I understand your concern, but I am not aiming for the mechanical or messy side of things. I want a job in their office answering the phone. Yes. That’s right, the ‘electric telephone’ as invented by Alexander Graham Bell.
Last week I had faucet issues. When I called Challenge a woman answered the phone. Ah ha! A human being on the other end of the line. In the background the phones were ringing off the hook and there was much yelling. It was frenetic. I was put on hold the old-fashioned way, hand held over the receiver so I could hear the mayhem. Missing drivers were being located, time frames re-arranged, apologies given. It took me right back to my days in PR.

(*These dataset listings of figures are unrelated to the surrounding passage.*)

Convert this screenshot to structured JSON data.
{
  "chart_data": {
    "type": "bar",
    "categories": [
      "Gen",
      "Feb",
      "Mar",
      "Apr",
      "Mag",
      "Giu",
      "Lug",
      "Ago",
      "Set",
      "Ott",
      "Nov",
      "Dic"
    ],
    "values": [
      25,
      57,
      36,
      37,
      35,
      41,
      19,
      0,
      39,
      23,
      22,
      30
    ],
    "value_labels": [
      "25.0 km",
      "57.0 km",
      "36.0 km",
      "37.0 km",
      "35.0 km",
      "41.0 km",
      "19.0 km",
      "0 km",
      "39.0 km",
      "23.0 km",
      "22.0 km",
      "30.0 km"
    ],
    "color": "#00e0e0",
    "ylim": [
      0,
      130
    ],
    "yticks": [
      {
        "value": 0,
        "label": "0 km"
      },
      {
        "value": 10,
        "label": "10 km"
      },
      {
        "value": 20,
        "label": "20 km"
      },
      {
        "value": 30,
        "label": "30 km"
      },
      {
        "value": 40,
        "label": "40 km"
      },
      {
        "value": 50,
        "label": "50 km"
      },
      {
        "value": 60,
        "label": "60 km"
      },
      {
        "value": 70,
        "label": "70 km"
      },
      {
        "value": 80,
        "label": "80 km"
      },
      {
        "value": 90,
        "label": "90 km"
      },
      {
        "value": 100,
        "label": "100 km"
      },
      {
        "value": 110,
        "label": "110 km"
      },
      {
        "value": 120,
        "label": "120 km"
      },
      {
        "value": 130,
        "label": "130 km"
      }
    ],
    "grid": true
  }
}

Now we are not talking Mad Men era here. A mere ten years ago, PR offices were vibrant adrenalin pumped hubs filled with cigarette smoke and coffee cups, whirring fax machines and thumping copy machines. It was messy, unhealthy and exhausting but it was high energy and there was a visceral connection with people. (Why do I hate the word co-workers?) Anyway the graveyard silence of offices nowadays scares me; everything sliding in and out on email from claustrophobic cubicles.
Of course I work from home and that’s even worse. When the highlight of your day is the plumber you have to start asking questions don’t you?
On Target
Yesterday I abandoned my work, husband, friends, family, life as I know it, my Mac, iPad, Facebook page and emails. The phone remains unanswered. I haven’t managed a single Tweet in forty- eight hours. This could be my final blog. I can think of one thing and one thing only- ‘What time do they open?’ YES! Target has opened a store in my neighborhood.
Yesterday morning I pushed that giant red cart up and down its glorious aisles, adrenalin coursing through my veins as I scanned the newly stocked shelves. I had to stop for breath by the storage section for fear my heart would give out. I should have been in training for this for weeks. That way I wouldn’t have had to stop to refuel at Starbucks. This should qualify as an Olympic sport right up there with synchronized swimming and javelin throwing. It requires focus, discipline, stamina and a killer instinct.
I spent the afternoon in a frenzy; scraping stickers off glassware, yanking tags off bath-towels, rearranging drawers, alphabetizing kitchen cupboards, flinging out the old and realigning the new until spent and exhausted I fell into bed. Then springing up next morning with the lark, I was there again as the doors opened at 7 am.
I’ve always been interested in the Chinese art of Feng Shui, the first rule of which is ‘no clutter.’ Apparently when energy can’t flow easily it stagnates and all sorts of things can go wrong in particular areas of your life. Overstuffed cupboard equals overstuffed mind.
This morning while taking a break from closet clearing to make space for all the hangers, shoe-racks and shelves I planned on buying today I checked my in-box to see that India’s Summer has a great book review on- line in Barnes and Noble – Unabashedly Bookish. Right on Target!